15. Larry Lucchino (and by extension, Edward Bennett Williams)
So many franchise goals were accomplished under the leadership of Larry Lucchino that only his hasty exit in 1993 upon the purchase of the Baltimore Orioles by Peter Angelos kept him from fully getting the credit for what amounted to a halcyon period for baseball in the region. And Lucchino’s biggest credit other than overseeing virtually every aspect of the construction of Oriole Park at Camden Yards should be that he truly did make the team a regional franchise under first the ownership of Edward Bennett Williams and then the C.E.O. and minority partner under Eli Jacobs.
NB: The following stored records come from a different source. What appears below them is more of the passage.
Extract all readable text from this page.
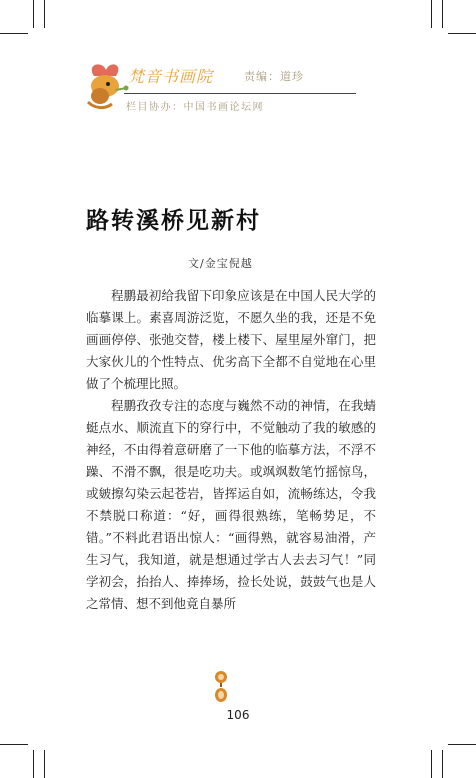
梵音书画院	责编：道珍
栏目协办：中国书画论坛网
路转溪桥见新村
文/金宝倪越

程鹏最初给我留下印象应该是在中国人民大学的临摹课上。素喜周游泛览，不愿久坐的我，还是不免画画停停、张弛交替，楼上楼下、屋里屋外窜门，把大家伙儿的个性特点、优劣高下全都不自觉地在心里做了个梳理比照。

程鹏孜孜专注的态度与巍然不动的神情，在我蜻蜓点水、顺流直下的穿行中，不觉触动了我的敏感的神经，不由得着意研磨了一下他的临摹方法，不浮不躁、不滑不飘，很是吃功夫。或飒飒数笔竹摇惊鸟，或皴擦勾染云起苍岩，皆挥运自如，流畅练达，令我不禁脱口称道：“好，画得很熟练，笔畅势足，不错。”不料此君语出惊人：“画得熟，就容易油滑，产生习气，我知道，就是想通过学古人去去习气！”同学初会，抬抬人、捧捧场，捡长处说，鼓鼓气也是人之常情、想不到他竟自暴所

106
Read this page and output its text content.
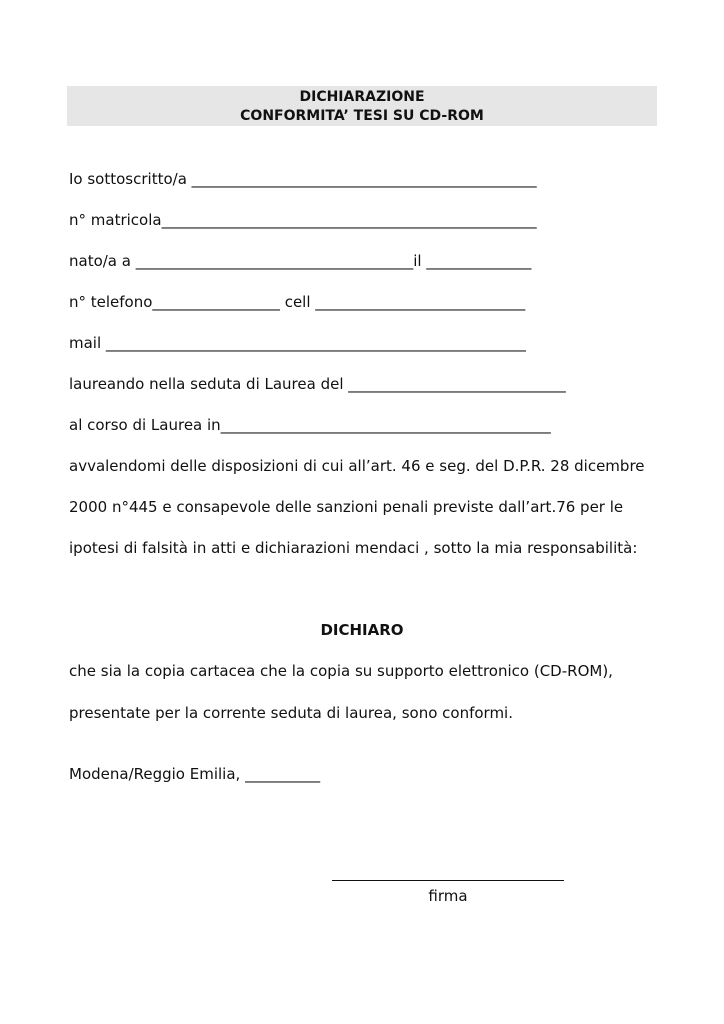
DICHIARAZIONE
CONFORMITA’ TESI SU CD-ROM
Io sottoscritto/a ______________________________________________
n° matricola__________________________________________________
nato/a a _____________________________________il ______________
n° telefono_________________ cell ____________________________
mail ________________________________________________________
laureando nella seduta di Laurea del _____________________________
al corso di Laurea in____________________________________________
avvalendomi delle disposizioni di cui all’art. 46 e seg. del D.P.R. 28 dicembre
2000 n°445 e consapevole delle sanzioni penali previste dall’art.76 per le
ipotesi di falsità in atti e dichiarazioni mendaci , sotto la mia responsabilità:
DICHIARO
che sia la copia cartacea che la copia su supporto elettronico (CD-ROM),
presentate per la corrente seduta di laurea, sono conformi.
Modena/Reggio Emilia, __________
firma
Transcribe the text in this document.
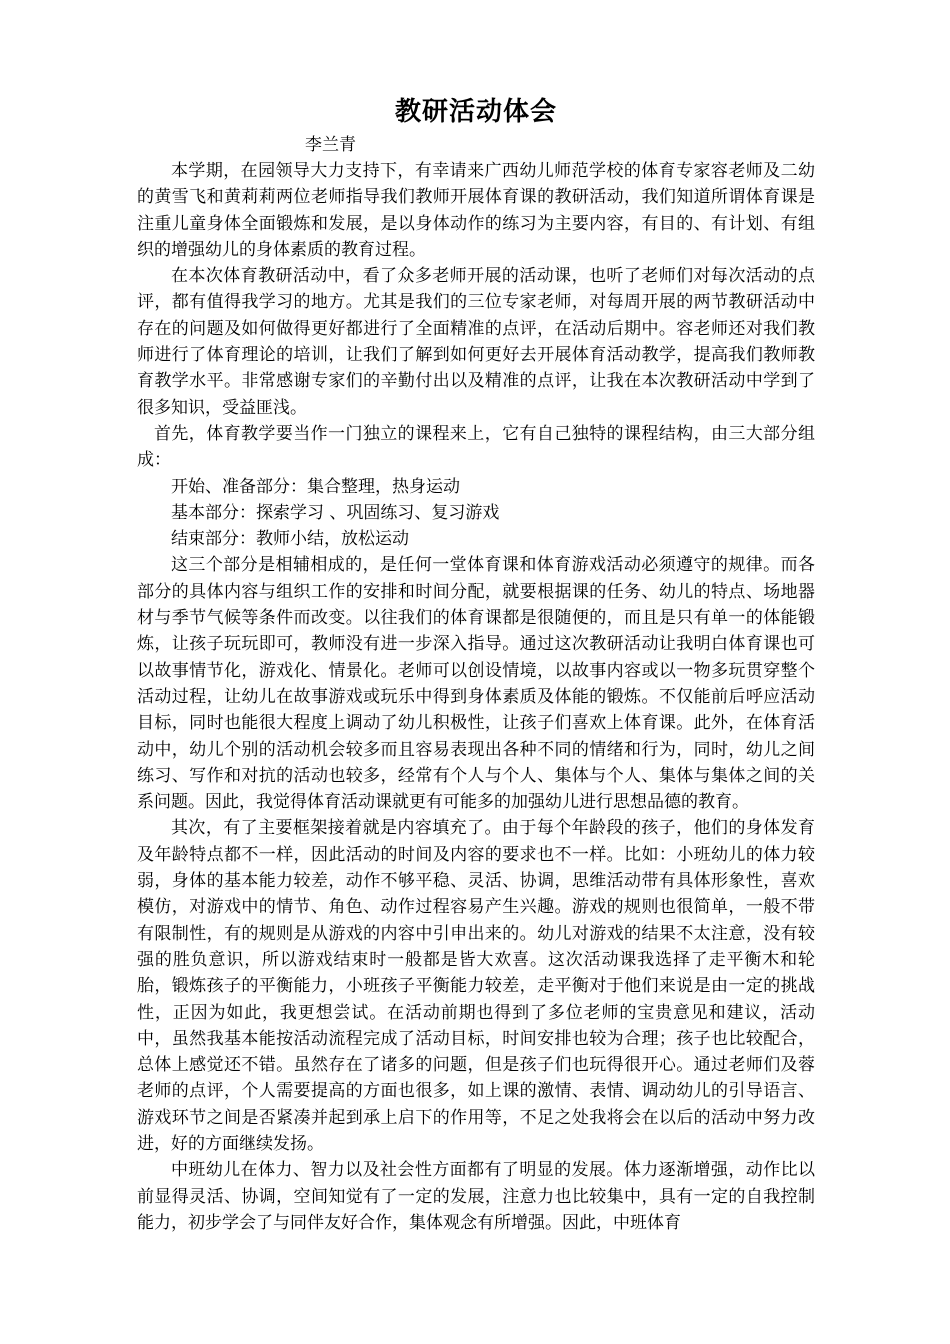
教研活动体会

李兰青

本学期，在园领导大力支持下，有幸请来广西幼儿师范学校的体育专家容老师及二幼的黄雪飞和黄莉莉两位老师指导我们教师开展体育课的教研活动，我们知道所谓体育课是注重儿童身体全面锻炼和发展，是以身体动作的练习为主要内容，有目的、有计划、有组织的增强幼儿的身体素质的教育过程。

在本次体育教研活动中，看了众多老师开展的活动课，也听了老师们对每次活动的点评，都有值得我学习的地方。尤其是我们的三位专家老师，对每周开展的两节教研活动中存在的问题及如何做得更好都进行了全面精准的点评，在活动后期中。容老师还对我们教师进行了体育理论的培训，让我们了解到如何更好去开展体育活动教学，提高我们教师教育教学水平。非常感谢专家们的辛勤付出以及精准的点评，让我在本次教研活动中学到了很多知识，受益匪浅。

首先，体育教学要当作一门独立的课程来上，它有自己独特的课程结构，由三大部分组成：

开始、准备部分：集合整理，热身运动

基本部分：探索学习 、巩固练习、复习游戏

结束部分：教师小结，放松运动

这三个部分是相辅相成的，是任何一堂体育课和体育游戏活动必须遵守的规律。而各部分的具体内容与组织工作的安排和时间分配，就要根据课的任务、幼儿的特点、场地器材与季节气候等条件而改变。以往我们的体育课都是很随便的，而且是只有单一的体能锻炼，让孩子玩玩即可，教师没有进一步深入指导。通过这次教研活动让我明白体育课也可以故事情节化，游戏化、情景化。老师可以创设情境，以故事内容或以一物多玩贯穿整个活动过程，让幼儿在故事游戏或玩乐中得到身体素质及体能的锻炼。不仅能前后呼应活动目标，同时也能很大程度上调动了幼儿积极性，让孩子们喜欢上体育课。此外，在体育活动中，幼儿个别的活动机会较多而且容易表现出各种不同的情绪和行为，同时，幼儿之间练习、写作和对抗的活动也较多，经常有个人与个人、集体与个人、集体与集体之间的关系问题。因此，我觉得体育活动课就更有可能多的加强幼儿进行思想品德的教育。

其次，有了主要框架接着就是内容填充了。由于每个年龄段的孩子，他们的身体发育及年龄特点都不一样，因此活动的时间及内容的要求也不一样。比如：小班幼儿的体力较弱，身体的基本能力较差，动作不够平稳、灵活、协调，思维活动带有具体形象性，喜欢模仿，对游戏中的情节、角色、动作过程容易产生兴趣。游戏的规则也很简单，一般不带有限制性，有的规则是从游戏的内容中引申出来的。幼儿对游戏的结果不太注意，没有较强的胜负意识，所以游戏结束时一般都是皆大欢喜。这次活动课我选择了走平衡木和轮胎，锻炼孩子的平衡能力，小班孩子平衡能力较差，走平衡对于他们来说是由一定的挑战性，正因为如此，我更想尝试。在活动前期也得到了多位老师的宝贵意见和建议，活动中，虽然我基本能按活动流程完成了活动目标，时间安排也较为合理；孩子也比较配合，总体上感觉还不错。虽然存在了诸多的问题，但是孩子们也玩得很开心。通过老师们及蓉老师的点评，个人需要提高的方面也很多，如上课的激情、表情、调动幼儿的引导语言、游戏环节之间是否紧凑并起到承上启下的作用等，不足之处我将会在以后的活动中努力改进，好的方面继续发扬。

中班幼儿在体力、智力以及社会性方面都有了明显的发展。体力逐渐增强，动作比以前显得灵活、协调，空间知觉有了一定的发展，注意力也比较集中，具有一定的自我控制能力，初步学会了与同伴友好合作，集体观念有所增强。因此，中班体育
Lucchino, as it will be told in The Peter Principles at WNST.net this March, was all set to remain in charge of the Baltimore Orioles in 1993 when he found William DeWitt Jr. to buy the team before it wound up at a bankruptcy auction in New York where Angelos swooped in to keep it away from him.
He left for San Diego, where he built another stadium and went to the World Series and then Boston, where he revolutionized the franchise, remodeled Fenway Park and has been aboard for three titles now in the new century. A Princeton lawyer who played basketball there with Bill Bradley, Lucchino is the only man known to have World Series rings (Orioles ’83, Red Sox ’04, ’07, and ’13), a Super Bowl ring (Redskins ’83) and a Final Four watch (Princeton, ’65). He is also a Non-Hodgkin’s Lymphoma survivor.